A marauding Venus flytrap at large in your living room?

Darwin once praised carnivorous plants as "the most wonderful plants in the world." Others, however, have been less kind. Even so, while they are capable of locomotion -- that is, opening and shutting their leaves when irritated -- these plants neither haunt kitchens nor hang around a fast-food outlet in search of grub.

Consequently, why not raise a few once you've tired of cultivating conventional houseplants?

Nature presents us with three types:

* The almost extinct pitcher plants -- darlingtonia, nepenthes, and sarracenia -- which drown their prey in a liquid that fills up their pitcherlike leaves.
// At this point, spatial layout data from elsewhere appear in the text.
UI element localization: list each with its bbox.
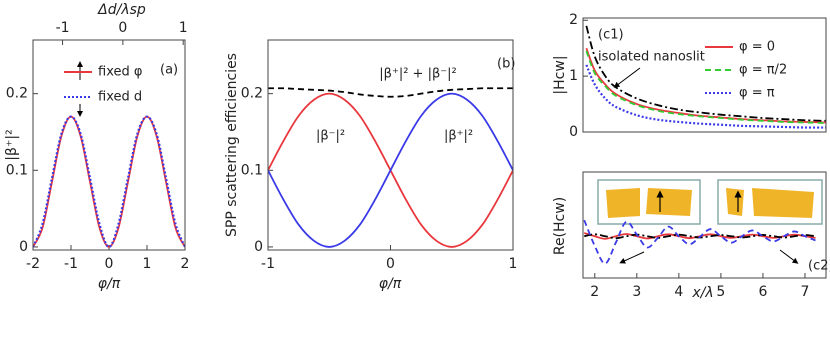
y-tick-label: 0 bbox=[254, 239, 263, 255]
x-tick-label: 0 bbox=[105, 256, 114, 272]
x-tick-label: -1 bbox=[261, 256, 275, 272]
legend-label: φ = π/2 bbox=[739, 63, 787, 78]
x2-tick-label: 1 bbox=[179, 20, 188, 36]
x-tick-label: 2 bbox=[590, 284, 599, 300]
y-axis-label: SPP scattering efficiencies bbox=[224, 53, 240, 237]
axes-frame bbox=[267, 39, 514, 251]
y-axis-label: |Hcw| bbox=[552, 55, 568, 94]
y-tick-label: 0.1 bbox=[241, 162, 263, 178]
series-line bbox=[268, 92, 513, 248]
x-tick-label: -2 bbox=[26, 256, 40, 272]
x-tick-label: 3 bbox=[632, 284, 641, 300]
series-line bbox=[33, 115, 185, 249]
x-tick-label: 1 bbox=[509, 256, 518, 272]
y-tick-label: 2 bbox=[569, 12, 578, 28]
x-tick-label: 0 bbox=[386, 256, 395, 272]
x-axis-label: φ/π bbox=[98, 276, 121, 292]
legend-label: φ = π bbox=[739, 86, 775, 101]
x-tick-label: 2 bbox=[181, 256, 190, 272]
inset bbox=[597, 179, 701, 225]
annotation: |β⁺|² bbox=[444, 129, 473, 144]
x2-axis-label: Δd/λsp bbox=[97, 2, 146, 18]
series-line bbox=[585, 25, 826, 122]
y-tick-label: 0 bbox=[569, 124, 578, 140]
y-tick-label: 0.2 bbox=[6, 86, 28, 102]
annotation: isolated nanoslit bbox=[598, 50, 705, 65]
x2-tick-label: 0 bbox=[118, 20, 127, 36]
arrow bbox=[613, 67, 641, 88]
arrow bbox=[619, 251, 645, 264]
legend-label: fixed φ bbox=[98, 65, 142, 80]
y-axis-label: Re(Hcw) bbox=[552, 197, 568, 255]
y-tick-label: 1 bbox=[569, 68, 578, 84]
x-tick-label: 6 bbox=[758, 284, 767, 300]
annotation: (c2) bbox=[808, 259, 830, 274]
x2-tick-label: -1 bbox=[56, 20, 70, 36]
series-line bbox=[33, 115, 185, 248]
axes-frame bbox=[582, 171, 827, 279]
x-tick-label: 7 bbox=[801, 284, 810, 300]
x-axis-label: x/λ bbox=[691, 285, 713, 301]
x-tick-label: 4 bbox=[674, 284, 683, 300]
x-tick-label: -1 bbox=[64, 256, 78, 272]
series-line bbox=[585, 50, 826, 124]
annotation: (c1) bbox=[598, 28, 624, 43]
arrow bbox=[779, 249, 799, 264]
series-line bbox=[585, 64, 826, 129]
inset bbox=[717, 179, 823, 225]
annotation: (a) bbox=[160, 63, 178, 78]
annotation: |β⁺|² + |β⁻|² bbox=[379, 67, 456, 82]
y-tick-label: 0 bbox=[19, 239, 28, 255]
y-axis-label: |β⁺|² bbox=[4, 129, 20, 160]
axes-frame bbox=[582, 17, 827, 133]
x-axis-label: φ/π bbox=[379, 276, 402, 292]
axes-frame bbox=[32, 39, 186, 251]
x-tick-label: 5 bbox=[716, 284, 725, 300]
y-tick-label: 0.2 bbox=[241, 86, 263, 102]
series-line bbox=[583, 219, 816, 265]
x-tick-label: 1 bbox=[143, 256, 152, 272]
legend-label: φ = 0 bbox=[739, 40, 775, 55]
annotation: |β⁻|² bbox=[316, 129, 345, 144]
annotation: (b) bbox=[497, 57, 515, 72]
y-tick-label: 0.1 bbox=[6, 162, 28, 178]
legend-label: fixed d bbox=[98, 90, 142, 105]
series-line bbox=[268, 87, 513, 98]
These are the most difficult to grow in the average home.

* The most abundant and easiest to grow -- sundews (Drosera)m and butterworts (Pinguicula)m -- trap their victims in the greasy secretions of their modified leaves.

* The prototype for sci-fi monsters -- Venus flytrap (Dionaea muscipularia)m and bladderworts (Ulticularia)m -- imprison their quarry with movable parts. These are the most fascinating.

Unfortunately, without exception, carnivorous plants (sometimes called insectivorous plants) are not enamored with indoor life. They prefer to slumber in moisture-laden bogs or in other such acid, humid, draft-free, warm quarters. Thus, if you want to befriend plant-world carnivores, provide them with maximum moisture environments, such as party open terrariums.

Plant them in peat moss that has been laced with sand and keep the potting mix constantly moist. If your tap water is fluoridated or very hard, use distilled or rainwater.

Light should be bright but either indirect or fluorescent.

Food should consist of a couple of pellets of roast beef once a season. Or instead, place a piece of fruit inside the terrarium and keep the lid open till the fruit flies arrive. Then shut the container.Three or four insects per plant per year is the maximum a carnivore can digest. Conventional plant food or fatty chopped meat is unwelcome.

Those of you who lack a terrarium but have access to a sweet-water aquarium should opt for bladderworts and grow them either floating or submerged.